Solution:
We have already done in #4 about how to find palindrome in a string. Given isPal[i][j] which represents whether s[i...j] is palindrome, we could scan through the array to find the first palindrome A, then we go to collect the combination of other palindromes in the rest of the array.
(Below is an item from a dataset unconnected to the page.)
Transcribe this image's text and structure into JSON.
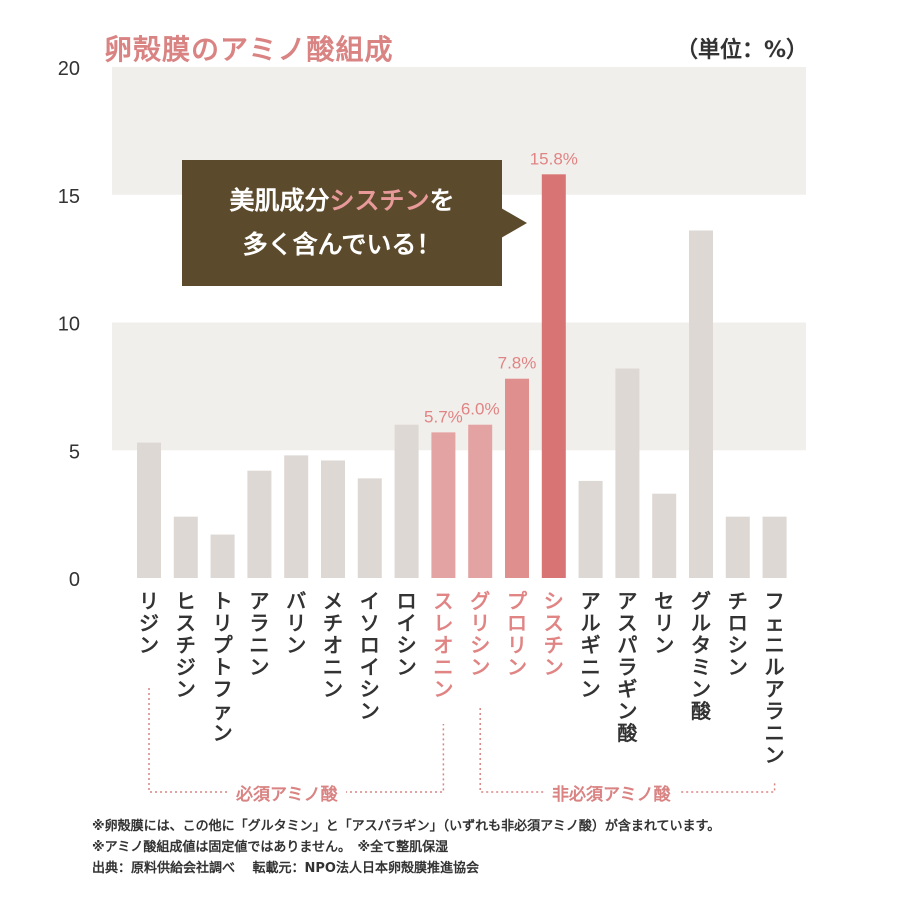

Once we get the collection, A + this collection would be the combination of palindromes in the array.
Code:
class Solution {
public:
vector<vector<string>> partition(string s) {
int n = s.length();
vector<vector<string>> res;
if(s.empty()) return res;
vector<vector<bool>> isPal(n, vector<bool>(n,false));
//determine where the palindromes are in the string
for(int i = 0; i < n; i ++){
isPal[i][i] = true;
for(int j = 0; j < i; j ++){
if( j== i -1){
isPal[j][i] = s[i]==s[j];
}else{
isPal[j][i] = isPal[j+1][i-1] && s[j] == s[i];
}
}
}
vector<string> member;
search(0,s,member, isPal,res);
return res;
}
void search(int start, string &s,vector<string>member, vector<vector<bool>> &pal, vector<vector<string>> &res){
if(start >= s.length()) {
res.push_back(member);
return;
}
for(int i = start; i < s.length(); i++){
if(pal[start][i]){//if we have a panlidrome, record this panlidrome, and keep partition the array and find the panlidromes in the rest of the array.
member.push_back(s.substr(start,i - start +1));
search(i+1, s, member, pal, res);
member.pop_back();
}
}
}
};